TRAMA
Imbrigliata nel ruolo di moglie devota e madre modello, Lena scopre improvvisamente un mondo di emozioni, che sovvertiranno il suo immobile equilibrio, immergendola nel caos dei sentimenti, del mistero e dei desideri.
RECENSIONI
“Das Verlangen” (il desiderio) di Iain Dilthey è un film di passioni raggelate, raccontate con rigore, senza fronzoli che distraggano chi guarda dalla comprensione della loro essenza. Non è una storia universale, nel momento stesso in cui lo stile del racconto rispecchia fortemente il carattere della protagonista: i suoi silenzi sono gli stessi della pellicola. E questo allontana dall’immedesimazione, ma affascina per la sua coerenza di visione, che finisce per trasmettere, in modo molto nitido, un’atmosfera. Altrettanto scarna è la messa in scena, molto teatrale, che riprende certe tonalità della pittura tedesca del XV-XVI secolo.

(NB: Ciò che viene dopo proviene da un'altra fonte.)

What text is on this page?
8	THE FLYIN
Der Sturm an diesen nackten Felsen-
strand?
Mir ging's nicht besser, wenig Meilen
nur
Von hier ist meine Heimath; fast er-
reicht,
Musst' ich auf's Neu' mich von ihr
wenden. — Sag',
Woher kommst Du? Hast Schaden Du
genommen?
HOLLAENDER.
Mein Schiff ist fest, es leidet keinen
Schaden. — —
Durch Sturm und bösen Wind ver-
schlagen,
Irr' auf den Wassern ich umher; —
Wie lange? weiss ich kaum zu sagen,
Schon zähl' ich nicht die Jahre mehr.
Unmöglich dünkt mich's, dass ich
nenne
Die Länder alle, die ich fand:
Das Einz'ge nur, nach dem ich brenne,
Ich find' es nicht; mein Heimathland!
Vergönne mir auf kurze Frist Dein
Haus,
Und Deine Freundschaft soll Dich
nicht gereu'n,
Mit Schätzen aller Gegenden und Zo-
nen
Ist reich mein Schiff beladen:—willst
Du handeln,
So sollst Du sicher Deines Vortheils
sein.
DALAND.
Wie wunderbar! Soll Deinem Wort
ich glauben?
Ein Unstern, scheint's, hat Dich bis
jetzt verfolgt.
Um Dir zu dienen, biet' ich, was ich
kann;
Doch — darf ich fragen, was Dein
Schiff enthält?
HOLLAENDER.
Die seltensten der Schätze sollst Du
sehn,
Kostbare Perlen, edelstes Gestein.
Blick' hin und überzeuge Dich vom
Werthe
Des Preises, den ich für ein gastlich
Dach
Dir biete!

E se al centro della storia c’è una vicenda di passioni e di morte, in realtà questa è solo la trasposizione di una metamorfosi interiore. Metamorfosi che forse è semplicemente una scoperta della propria identità. Nella sobria interpretazione, nell’immobilità degli splendidi paesaggi e nel rigore della casa di Lena, c’è tutta la violenza compressa della sua condizione di infelicità. Ma quel silenzio che l’ha imprigionata in una vita triste e piena di sofferenza repressa diventa finalmente l’arma del suo riscatto. Molta l’influenza di Fassbinder, e se solo la narrazione fosse meno di maniera e non saltassero agli occhi delle grossolane ingenuità, che finiscono per tagliare i sentimenti con l’accetta, “Das Verlangen” sarebbe un film che, suo malgrado, colpirebbe al cuore. La totale mancanza di ironia rende poi tutto senza speranza. Strana visione per un regista poco più che trentenne, di cui “Das Verlangen” (terzo episodio della sua “Trilogia del desiderio”) è il film di diploma.